Shenkman left Detroit in 1993 for college, returned for a residency stint at Henry Ford Hospital in 1999, and left again in 2003 to complete her cardiology training. Coming back to Detroit as an adult, “we used to hang out at Roosevelt’s a lot,” she said.
Also missing from her routine are the Somerset Collection Mall and Twelve Oaks Mall — she and her mom have a shopping tradition — as well as Orchard Lake Road, and “everything being right there.”
When she comes home, which she does about once a year, she always visits her Aunt Ida, 92, and spends time with her parents, who live on Wolverine Lake. “Sitting on the pontoon boat or in the kayak, it’s relaxing,” she says.

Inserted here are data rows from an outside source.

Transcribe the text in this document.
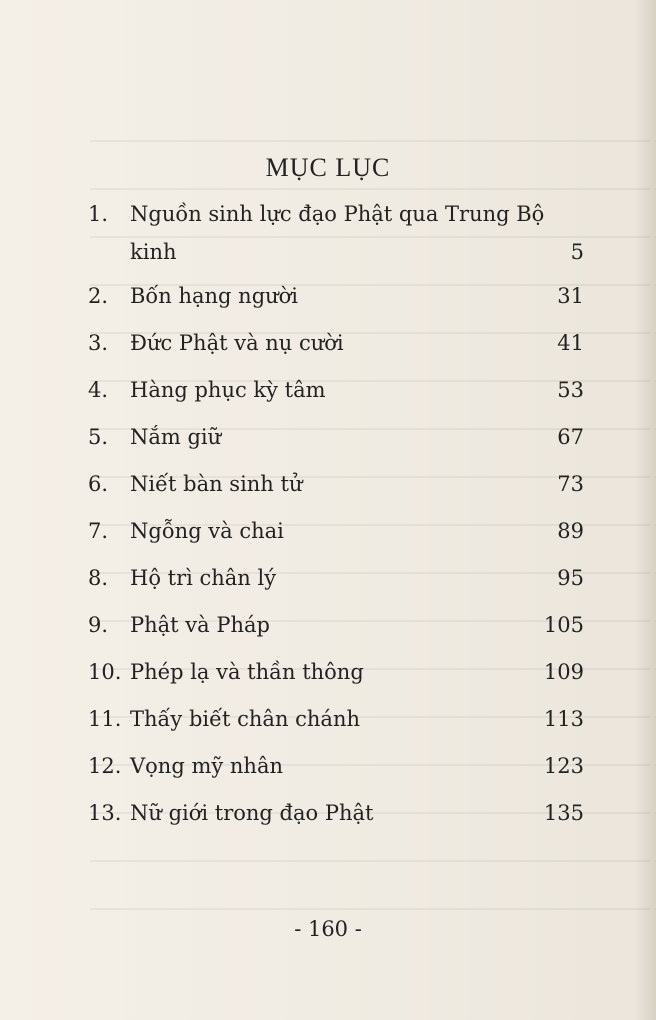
MỤC LỤC
1. Nguồn sinh lực đạo Phật qua Trung Bộ
kinh	5
2. Bốn hạng người	31
3. Đức Phật và nụ cười	41
4. Hàng phục kỳ tâm	53
5. Nắm giữ	67
6. Niết bàn sinh tử	73
7. Ngỗng và chai	89
8. Hộ trì chân lý	95
9. Phật và Pháp	105
10. Phép lạ và thần thông	109
11. Thấy biết chân chánh	113
12. Vọng mỹ nhân	123
13. Nữ giới trong đạo Phật	135
- 160 -
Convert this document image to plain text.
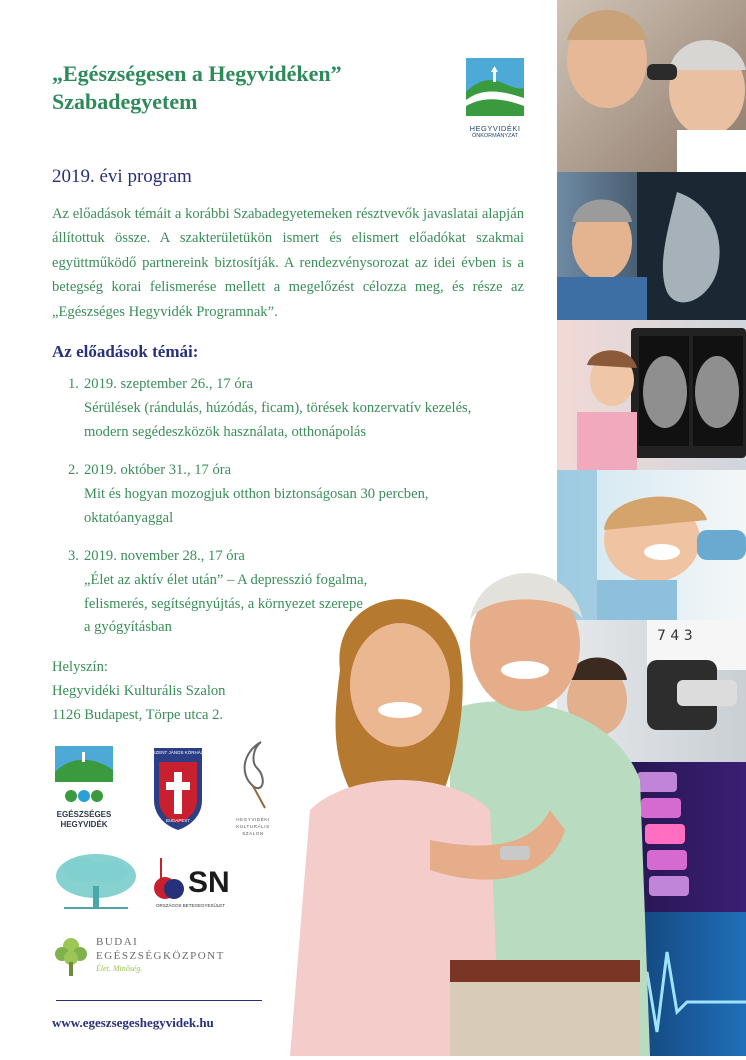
„Egészségesen a Hegyvidéken”
Szabadegyetem
HEGYVIDÉKI
ÖNKORMÁNYZAT
2019. évi program
Az előadások témáit a korábbi Szabadegyetemeken résztvevők javaslatai alapján állítottuk össze. A szakterületükön ismert és elismert előadókat szakmai együttműködő partnereink biztosítják. A rendezvénysorozat az idei évben is a betegség korai felismerése mellett a megelőzést célozza meg, és része az „Egészséges Hegyvidék Programnak”.
Az előadások témái:
1. 2019. szeptember 26., 17 óra
Sérülések (rándulás, húzódás, ficam), törések konzervatív kezelés,
modern segédeszközök használata, otthonápolás
2. 2019. október 31., 17 óra
Mit és hogyan mozogjuk otthon biztonságosan 30 percben,
oktatóanyaggal
3. 2019. november 28., 17 óra
„Élet az aktív élet után” – A depresszió fogalma,
felismerés, segítségnyújtás, a környezet szerepe
a gyógyításban
Helyszín:
Hegyvidéki Kulturális Szalon
1126 Budapest, Törpe utca 2.
7 4 3
EGÉSZSÉGES
HEGYVIDÉK
SZENT JÁNOS KÓRHÁZ
BUDAPEST	HEGYVIDÉKI
KULTURÁLIS
SZALON
SN
ORSZÁGOS BETEGEGYESÜLET
BUDAI
EGÉSZSÉGKÖZPONT
Élet. Minőség.
www.egeszsegeshegyvidek.hu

Shenkman says there are some Detroiters she sees regularly in Los Angeles, and that they frequently wind up talking about home. One of her good friends is someone she met on Federation’s 2001 Young Leadership Mission when they were both living in Detroit, she recounts.
As a triathlete, she said California has some perks. “It’s a big thing for me to go running outside in a pair of shorts. That’s something you can’t do in Detroit in January.”
But even with the no-snow advantage, its still not quite the close-knit Jewish community she grew up in and hasn’t found anywhere else, she said. “I think Detroit’s unique.”